WI: Challenger doesn't explode

So yesterday I was informed that my grandfather, a blacksmith, made the O-ring, the part of the Challenger Space Shuttle that failed and killed 7 people. The sealing on the O-ring wasn't designed to survive temperatures lower than 40 degrees Fahrenheit.

If this flaw is pointed out and corrected before the shuttle takes flight, what effect do you think it has on the Space Shuttle program and the concept of space travel?
 

TFSmith121

Banned
Before 1900 would be quite a POD...

So yesterday I was informed that my grandfather, a blacksmith, made the O-ring, the part of the Challenger Space Shuttle that failed and killed 7 people. The sealing on the O-ring wasn't designed to survive temperatures lower than 40 degrees Fahrenheit.

If this flaw is pointed out and corrected before the shuttle takes flight, what effect do you think it has on the Space Shuttle program and the concept of space travel?

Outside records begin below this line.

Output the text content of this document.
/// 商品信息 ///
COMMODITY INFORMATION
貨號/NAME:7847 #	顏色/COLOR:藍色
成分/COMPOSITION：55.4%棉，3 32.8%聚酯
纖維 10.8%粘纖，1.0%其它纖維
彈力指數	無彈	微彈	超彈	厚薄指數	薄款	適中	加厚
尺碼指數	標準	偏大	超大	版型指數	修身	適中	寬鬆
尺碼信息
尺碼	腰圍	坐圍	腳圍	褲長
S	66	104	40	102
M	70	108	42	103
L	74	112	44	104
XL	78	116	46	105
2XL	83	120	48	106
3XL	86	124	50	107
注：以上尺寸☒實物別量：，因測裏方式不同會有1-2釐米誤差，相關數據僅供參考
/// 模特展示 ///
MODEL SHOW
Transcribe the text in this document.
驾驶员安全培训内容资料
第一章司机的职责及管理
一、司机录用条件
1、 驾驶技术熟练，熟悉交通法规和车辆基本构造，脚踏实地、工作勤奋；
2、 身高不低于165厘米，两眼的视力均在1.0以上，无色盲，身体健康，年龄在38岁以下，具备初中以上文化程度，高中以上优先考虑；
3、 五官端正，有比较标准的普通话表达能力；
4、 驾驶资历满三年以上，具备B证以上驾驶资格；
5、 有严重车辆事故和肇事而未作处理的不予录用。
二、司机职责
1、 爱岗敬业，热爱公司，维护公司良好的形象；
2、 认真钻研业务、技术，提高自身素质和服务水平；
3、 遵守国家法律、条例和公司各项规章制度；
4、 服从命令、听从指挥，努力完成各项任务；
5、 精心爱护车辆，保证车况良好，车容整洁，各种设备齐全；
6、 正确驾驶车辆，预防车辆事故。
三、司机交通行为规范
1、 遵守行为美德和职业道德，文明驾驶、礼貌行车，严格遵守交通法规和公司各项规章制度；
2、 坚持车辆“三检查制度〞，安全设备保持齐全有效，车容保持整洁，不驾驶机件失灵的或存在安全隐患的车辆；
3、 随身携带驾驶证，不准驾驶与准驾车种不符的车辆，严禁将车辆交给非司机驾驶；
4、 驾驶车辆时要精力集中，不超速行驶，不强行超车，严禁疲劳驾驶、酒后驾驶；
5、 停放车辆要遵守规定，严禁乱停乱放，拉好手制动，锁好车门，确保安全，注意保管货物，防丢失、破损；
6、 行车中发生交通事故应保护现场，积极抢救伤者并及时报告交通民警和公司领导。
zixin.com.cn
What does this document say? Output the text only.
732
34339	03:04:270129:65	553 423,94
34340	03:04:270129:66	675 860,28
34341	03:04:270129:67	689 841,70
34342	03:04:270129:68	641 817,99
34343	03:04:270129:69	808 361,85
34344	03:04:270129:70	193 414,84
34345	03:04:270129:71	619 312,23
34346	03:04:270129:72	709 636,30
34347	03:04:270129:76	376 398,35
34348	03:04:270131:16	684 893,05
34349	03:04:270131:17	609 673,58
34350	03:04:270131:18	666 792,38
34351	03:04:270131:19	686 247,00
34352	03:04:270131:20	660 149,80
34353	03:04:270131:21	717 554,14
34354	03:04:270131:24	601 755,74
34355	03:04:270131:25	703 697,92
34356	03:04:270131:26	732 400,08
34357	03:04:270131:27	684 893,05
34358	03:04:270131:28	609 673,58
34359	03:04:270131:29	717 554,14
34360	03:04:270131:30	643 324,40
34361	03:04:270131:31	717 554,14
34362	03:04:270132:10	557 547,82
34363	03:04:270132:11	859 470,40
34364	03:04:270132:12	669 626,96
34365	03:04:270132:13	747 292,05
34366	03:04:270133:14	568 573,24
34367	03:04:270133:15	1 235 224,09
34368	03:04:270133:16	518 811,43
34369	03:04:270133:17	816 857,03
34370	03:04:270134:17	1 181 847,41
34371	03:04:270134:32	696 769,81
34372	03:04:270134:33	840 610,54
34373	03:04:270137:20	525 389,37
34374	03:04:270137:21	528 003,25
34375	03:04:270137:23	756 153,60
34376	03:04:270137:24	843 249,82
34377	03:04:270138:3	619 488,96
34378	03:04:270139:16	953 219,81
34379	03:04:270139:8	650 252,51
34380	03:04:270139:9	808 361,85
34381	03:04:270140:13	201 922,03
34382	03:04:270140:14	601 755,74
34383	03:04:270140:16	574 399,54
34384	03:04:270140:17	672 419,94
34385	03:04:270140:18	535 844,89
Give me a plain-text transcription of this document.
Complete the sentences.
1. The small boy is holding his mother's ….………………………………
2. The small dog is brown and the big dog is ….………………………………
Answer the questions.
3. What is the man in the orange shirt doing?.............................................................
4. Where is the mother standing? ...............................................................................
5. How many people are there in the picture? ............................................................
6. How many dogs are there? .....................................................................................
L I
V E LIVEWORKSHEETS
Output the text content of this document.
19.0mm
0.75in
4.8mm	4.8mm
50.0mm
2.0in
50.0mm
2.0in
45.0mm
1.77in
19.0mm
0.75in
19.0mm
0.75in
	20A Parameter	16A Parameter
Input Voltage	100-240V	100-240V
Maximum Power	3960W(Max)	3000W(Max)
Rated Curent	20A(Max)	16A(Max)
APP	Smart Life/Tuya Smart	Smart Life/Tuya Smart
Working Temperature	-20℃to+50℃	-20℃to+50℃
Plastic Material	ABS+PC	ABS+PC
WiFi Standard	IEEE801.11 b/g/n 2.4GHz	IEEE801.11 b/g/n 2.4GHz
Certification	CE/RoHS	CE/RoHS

Before 1900 would be quite a POD...

The O-rings were a synthetic rubber, as well; not metallic.

Best,
 

Delta Force

Banned
The O-ring temperature limitations were known to those involved in the program, so it wasn't a design flaw, simply a launch envelope limitation. They chose to launch anyways outside of the allowed envelope. I read that one group of engineers who tried to warn NASA were greatly relieved when the Space Shuttle actually left the pad and flew for as long as it did, because for a minute they thought that they had thankfully been wrong about things, as their models showed the Shuttle exploding on the pad once the Solid Rocket Boosters were ignited. Apparently a piece of metal from one of the boosters lodged itself in the gap created by the shrinking O-ring long enough to allow for the 73 seconds of flight before the Space Shuttle was buffeted by the jet stream, knocking the debris out, causing gases to erode the booster, and destroying the stack.
 
It was about that time when Volkswagen had a recall of all models with power steering because the seals leaked and the racks failed in cold weather. Space age materials are wonderful, but you still have to read the spec sheet.
 
Nobel Prize winner and Manhatten Project physicist Richard Feynman sat on the Senate commission to investigate the accident, and included a long account of it in his autobiography Surely You're Joking Mr. Feynman, which is really worth a read if you can get hold of it.

In short, NASA administrators were warned that the temperature was out-of-spec for the parts, and decided that when the chief engineer says that the dilithium crystals canna take it, Cap'n, replying damn the torpedoes, Gridley is the winning play that lets you bang the green-skinned slave girl, while being the person who postpones another launch would be a career-limiting move. It always worked before, what's the worst that could happen?